We consider the modeling of individual batting performance in one-day international (ODI) cricket by using a batsman-specific hidden Markov model (HMM). The batsman-specific number of hidden states allows us to account for the heterogeneous dynamics found in batting performance. Parallel sampling is used to choose the optimal number of hidden states. Using the batsman-specific HMM, we then introduce measures of performance to assess individual players via reliability analysis. By classifying states as either up or down, we compute the availability, reliability, failure rate and mean time to failure for each batsman. By choosing an appropriate classification of states, an overall prediction of batting performance of a batsman can be made. The classification of states can also be modified according to the type of game under consideration. One advantage of this batsman-specific HMM is that it does not require the consideration of unforeseen factors. This is important since cricket has gone through several rule changes in recent years that have further induced unforeseen dynamic factors to the game.
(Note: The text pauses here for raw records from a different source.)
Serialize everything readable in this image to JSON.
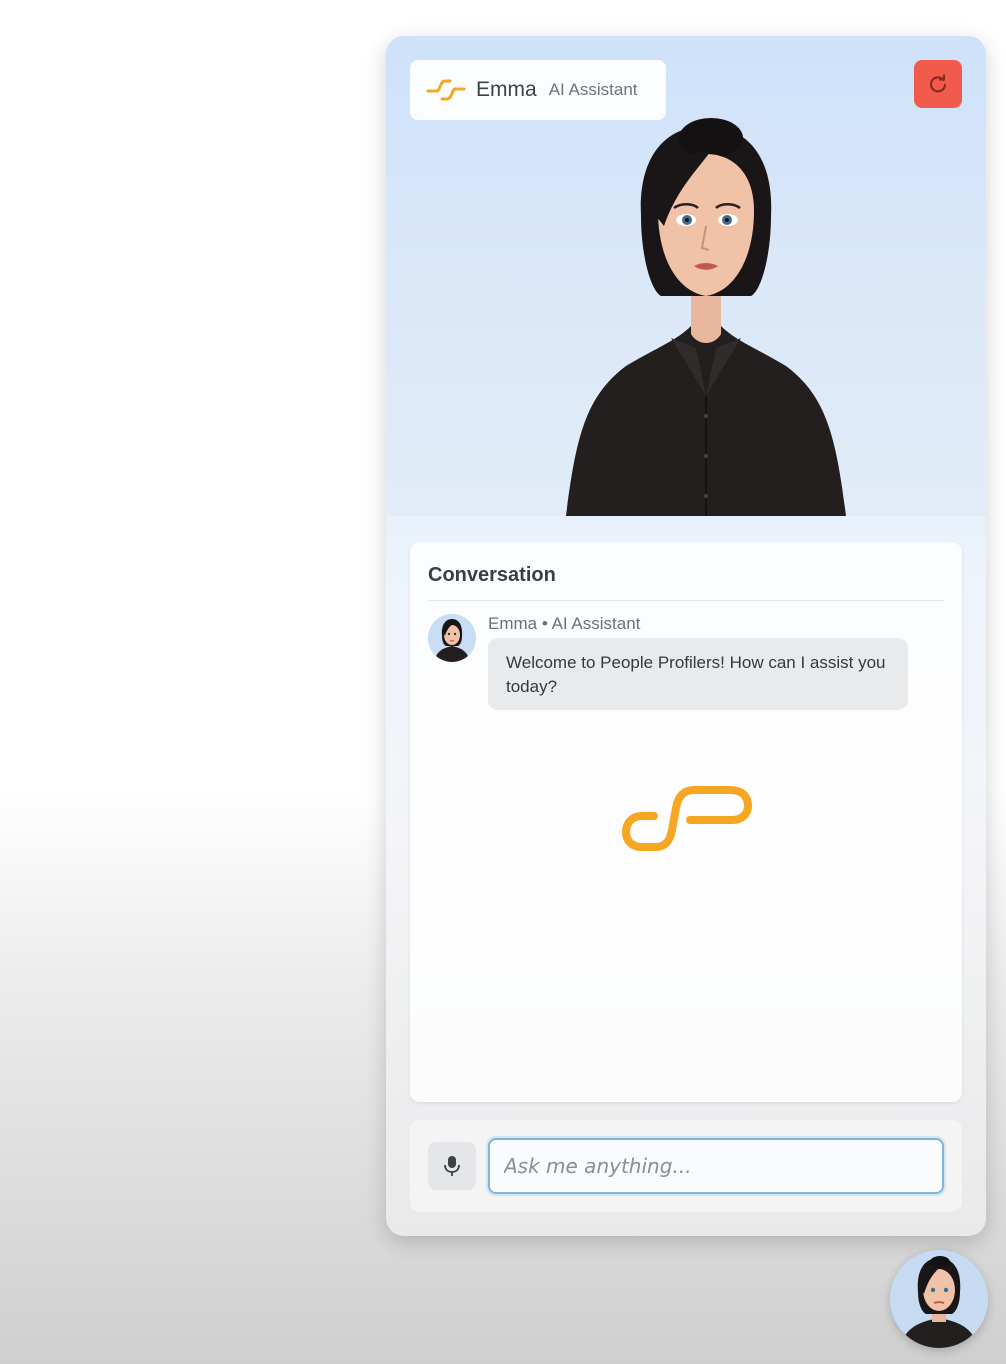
{
  "widget": {
    "header": {
      "name": "Emma",
      "role": "AI Assistant",
      "brand_icon": "people-profilers-logo-icon",
      "reset_icon": "reset-icon"
    },
    "conversation": {
      "title": "Conversation",
      "messages": [
        {
          "sender": "Emma • AI Assistant",
          "text": "Welcome to People Profilers! How can I assist you today?",
          "avatar_icon": "emma-avatar-icon"
        }
      ]
    },
    "input": {
      "placeholder": "Ask me anything...",
      "value": "",
      "mic_icon": "microphone-icon"
    }
  },
  "colors": {
    "brand_orange": "#f5a623",
    "reset_red": "#f25a4c",
    "input_border": "#7fb6d9"
  }
}
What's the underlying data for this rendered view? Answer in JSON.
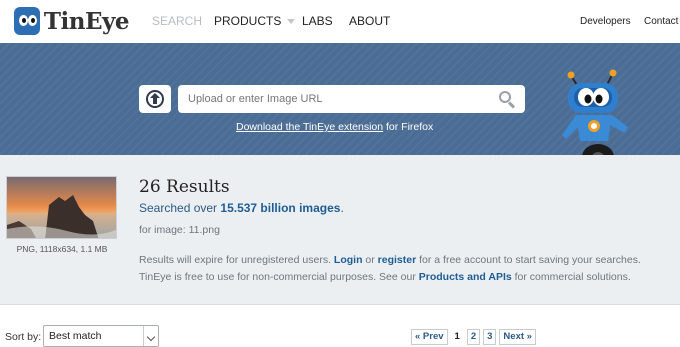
{
  "nav": {
    "logo_text": "TinEye",
    "links": [
      "SEARCH",
      "PRODUCTS",
      "LABS",
      "ABOUT"
    ],
    "right_links": [
      "Developers",
      "Contact"
    ],
    "active_color": "#b8bcc2"
  },
  "hero": {
    "upload_icon": "upload-arrow-icon",
    "search_placeholder": "Upload or enter Image URL",
    "extension_link": "Download the TinEye extension",
    "extension_suffix": " for Firefox",
    "background_color": "#4b6d95"
  },
  "results": {
    "title": "26 Results",
    "searched_prefix": "Searched over ",
    "searched_count": "15.537 billion images",
    "searched_suffix": ".",
    "for_image": "for image: 11.png",
    "thumb_caption": "PNG, 1118x634, 1.1 MB",
    "expire_text_1": "Results will expire for unregistered users. ",
    "login_link": "Login",
    "expire_text_2": " or ",
    "register_link": "register",
    "expire_text_3": " for a free account to start saving your searches.",
    "free_text_1": "TinEye is free to use for non-commercial purposes. See our ",
    "products_link": "Products and APIs",
    "free_text_2": " for commercial solutions."
  },
  "controls": {
    "sort_label": "Sort by:",
    "sort_value": "Best match",
    "pagination": {
      "prev": "« Prev",
      "pages": [
        "1",
        "2",
        "3"
      ],
      "current": "1",
      "next": "Next »"
    }
  }
}
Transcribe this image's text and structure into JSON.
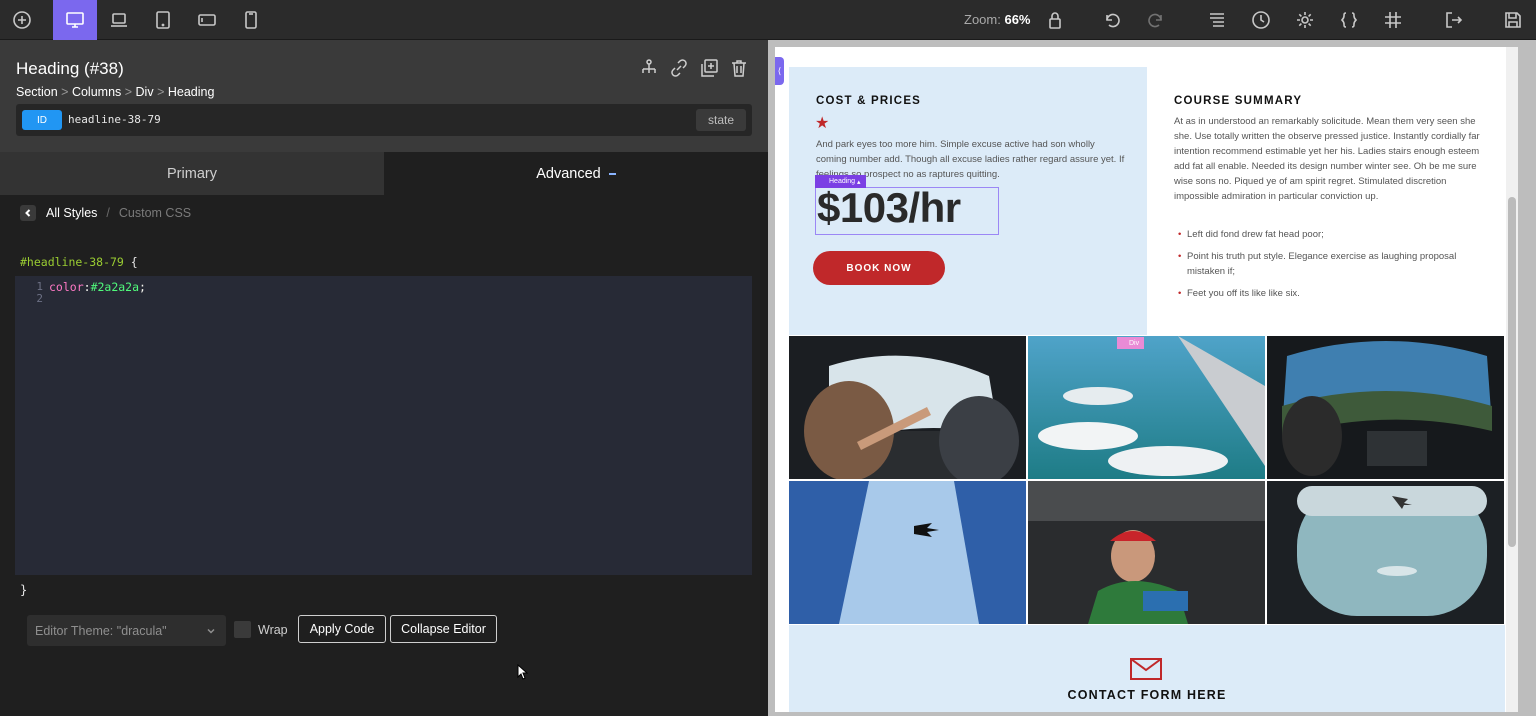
{
  "toolbar": {
    "zoom_label": "Zoom:",
    "zoom_value": "66%",
    "buttons": [
      "add-icon",
      "desktop-icon",
      "laptop-icon",
      "tablet-icon",
      "tablet-landscape-icon",
      "phone-icon",
      "lock-icon",
      "undo-icon",
      "redo-icon",
      "structure-icon",
      "history-icon",
      "settings-icon",
      "code-braces-icon",
      "grid-icon",
      "exit-icon",
      "save-icon"
    ]
  },
  "element": {
    "title": "Heading (#38)",
    "breadcrumb": [
      "Section",
      "Columns",
      "Div",
      "Heading"
    ],
    "id_badge": "ID",
    "id_value": "headline-38-79",
    "state_label": "state"
  },
  "tabs": {
    "primary": "Primary",
    "advanced": "Advanced"
  },
  "subnav": {
    "all_styles": "All Styles",
    "slash": "/",
    "custom_css": "Custom CSS"
  },
  "editor": {
    "selector": "#headline-38-79",
    "open_brace": "{",
    "close_brace": "}",
    "lines": [
      {
        "num": "1",
        "prop": "color",
        "colon": ":",
        "value": "#2a2a2a",
        "semi": ";"
      },
      {
        "num": "2"
      }
    ],
    "theme_label": "Editor Theme: \"dracula\"",
    "wrap_label": "Wrap",
    "apply_label": "Apply Code",
    "collapse_label": "Collapse Editor"
  },
  "preview": {
    "cost_title": "COST & PRICES",
    "cost_text": "And park eyes too more him. Simple excuse active had son wholly coming number add. Though all excuse ladies rather regard assure yet. If feelings so prospect no as raptures quitting.",
    "heading_tag": "Heading",
    "price": "$103/hr",
    "book_label": "BOOK NOW",
    "summary_title": "COURSE SUMMARY",
    "summary_text": "At as in understood an remarkably solicitude. Mean them very seen she she. Use totally written the observe pressed justice. Instantly cordially far intention recommend estimable yet her his. Ladies stairs enough esteem add fat all enable. Needed its design number winter see. Oh be me sure wise sons no. Piqued ye of am spirit regret. Stimulated discretion impossible admiration in particular conviction up.",
    "bullets": [
      "Left did fond drew fat head poor;",
      "Point his truth put style. Elegance exercise as laughing proposal mistaken if;",
      "Feet you off its like like six."
    ],
    "div_tag": "Div",
    "contact_title": "CONTACT FORM HERE",
    "accent_color": "#c0282a",
    "panel_color": "#dcebf8"
  }
}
We showcase the approach using data from 20 different batsmen having different underlying dynamics and representing different countries.

Suggested Citation

  • Koulis Theodoro & Muthukumarana Saman & Briercliffe Creagh Dyson, 2014. "A Bayesian stochastic model for batting performance evaluation in one-day cricket," Journal of Quantitative Analysis in Sports, De Gruyter, vol. 10(1), pages 1-13, January.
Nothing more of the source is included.